Posted by Mary at 07:44PM | March 28, 2008

This is a vast improvement on the last album, and a refreshing change form the droves of mediocre indie bands that we are currently plagued with. Each track feels very different from the last and oozes with ideas and creativity.

I don’t think the Q review quite does this album justice. We should embrace the creativity shown here, not condemn it.....bottom line is listen for yourself, not to me or the media, but do what the band intended and give it a try without other peoples opinions to cloud your judgment.

Posted by Tom at 01:08AM | March 31, 2008

I've had this album on constantly since I got it and am pleased to a certain extent at the way it has been "rush-released" with little or no publicity; from the opening track that grabs you by the balls it is in a constant state of re-invention- never giving you time to adjust to a particular style before striking off in a different direction. Jack Whites vocals are as recognisable as his guitar but they still do not dominate what is a superb album and a possible future classic.
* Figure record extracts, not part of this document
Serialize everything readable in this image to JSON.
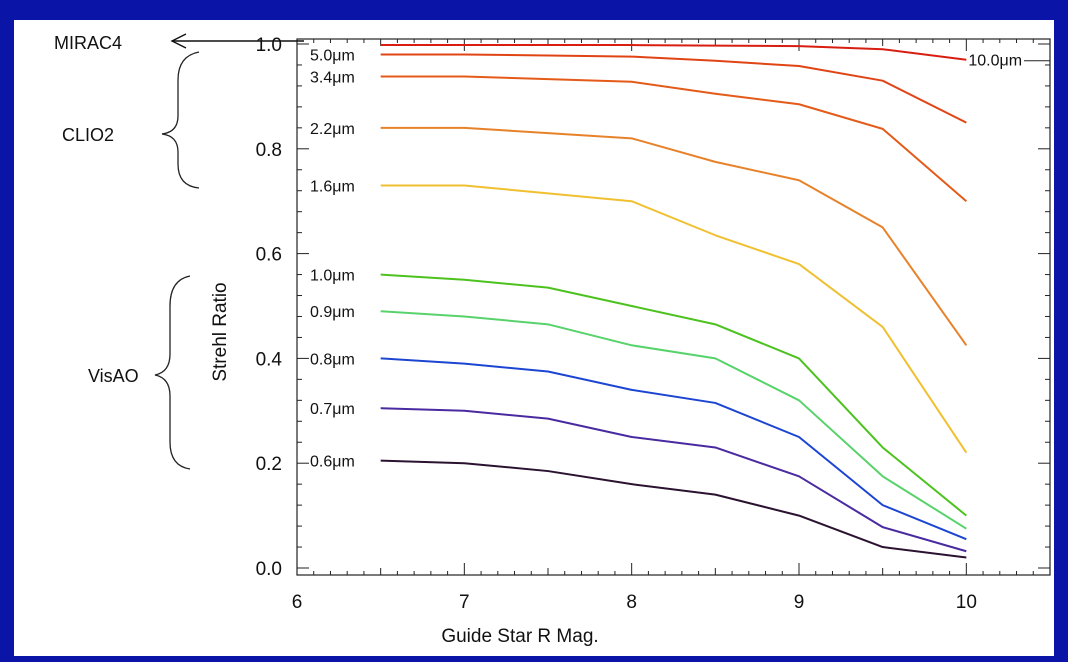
{
  "chart_data": {
    "type": "line",
    "title": "",
    "xlabel": "Guide Star R Mag.",
    "ylabel": "Strehl Ratio",
    "xlim": [
      6,
      10.5
    ],
    "ylim": [
      0,
      1
    ],
    "xticks": [
      "6",
      "7",
      "8",
      "9",
      "10"
    ],
    "yticks": [
      "0.0",
      "0.2",
      "0.4",
      "0.6",
      "0.8",
      "1.0"
    ],
    "grid": false,
    "x": [
      6.5,
      7.0,
      7.5,
      8.0,
      8.5,
      9.0,
      9.5,
      10.0
    ],
    "series": [
      {
        "name": "10.0μm",
        "color": "#d81e10",
        "values": [
          0.998,
          0.998,
          0.998,
          0.998,
          0.997,
          0.996,
          0.99,
          0.97
        ],
        "label_side": "right"
      },
      {
        "name": "5.0μm",
        "color": "#e04414",
        "values": [
          0.98,
          0.98,
          0.978,
          0.976,
          0.968,
          0.958,
          0.93,
          0.85
        ],
        "label_side": "left"
      },
      {
        "name": "3.4μm",
        "color": "#e45a18",
        "values": [
          0.938,
          0.938,
          0.933,
          0.928,
          0.905,
          0.885,
          0.838,
          0.7
        ],
        "label_side": "left"
      },
      {
        "name": "2.2μm",
        "color": "#e8822a",
        "values": [
          0.84,
          0.84,
          0.83,
          0.82,
          0.775,
          0.74,
          0.65,
          0.425
        ],
        "label_side": "left"
      },
      {
        "name": "1.6μm",
        "color": "#f0c030",
        "values": [
          0.73,
          0.73,
          0.715,
          0.7,
          0.635,
          0.58,
          0.46,
          0.22
        ],
        "label_side": "left"
      },
      {
        "name": "1.0μm",
        "color": "#4cc21e",
        "values": [
          0.56,
          0.55,
          0.535,
          0.5,
          0.465,
          0.4,
          0.23,
          0.1
        ],
        "label_side": "left"
      },
      {
        "name": "0.9μm",
        "color": "#58d26a",
        "values": [
          0.49,
          0.48,
          0.465,
          0.425,
          0.4,
          0.32,
          0.175,
          0.075
        ],
        "label_side": "left"
      },
      {
        "name": "0.8μm",
        "color": "#1c46d2",
        "values": [
          0.4,
          0.39,
          0.375,
          0.34,
          0.315,
          0.25,
          0.12,
          0.055
        ],
        "label_side": "left"
      },
      {
        "name": "0.7μm",
        "color": "#4a2aa0",
        "values": [
          0.305,
          0.3,
          0.285,
          0.25,
          0.23,
          0.175,
          0.078,
          0.032
        ],
        "label_side": "left"
      },
      {
        "name": "0.6μm",
        "color": "#2a1230",
        "values": [
          0.205,
          0.2,
          0.185,
          0.16,
          0.14,
          0.1,
          0.04,
          0.02
        ],
        "label_side": "left"
      }
    ],
    "annotations": {
      "mirac": "MIRAC4",
      "clio": "CLIO2",
      "visao": "VisAO"
    }
  }
}
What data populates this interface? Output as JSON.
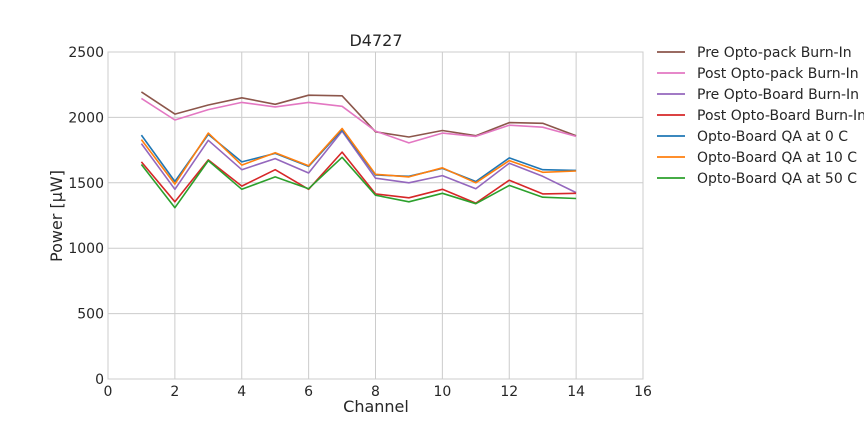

Posted by John Relph at 01:14PM | April 1, 2008

.....as a postscript to my comments yesterday, the more I listen to the album the more I'm reminded of The Who "Who's Next", and I can't think of a more favourable comparison.

Posted by John Relph at 12:31PM | April 2, 2008

Q seem quite bitter that they were not given the time to review the album before it came out. The review seems to be almost like a reply to an insult, which the album is not. I think that the magazine should lighten up that it wasn't in The Raconteurs minds when they made the album.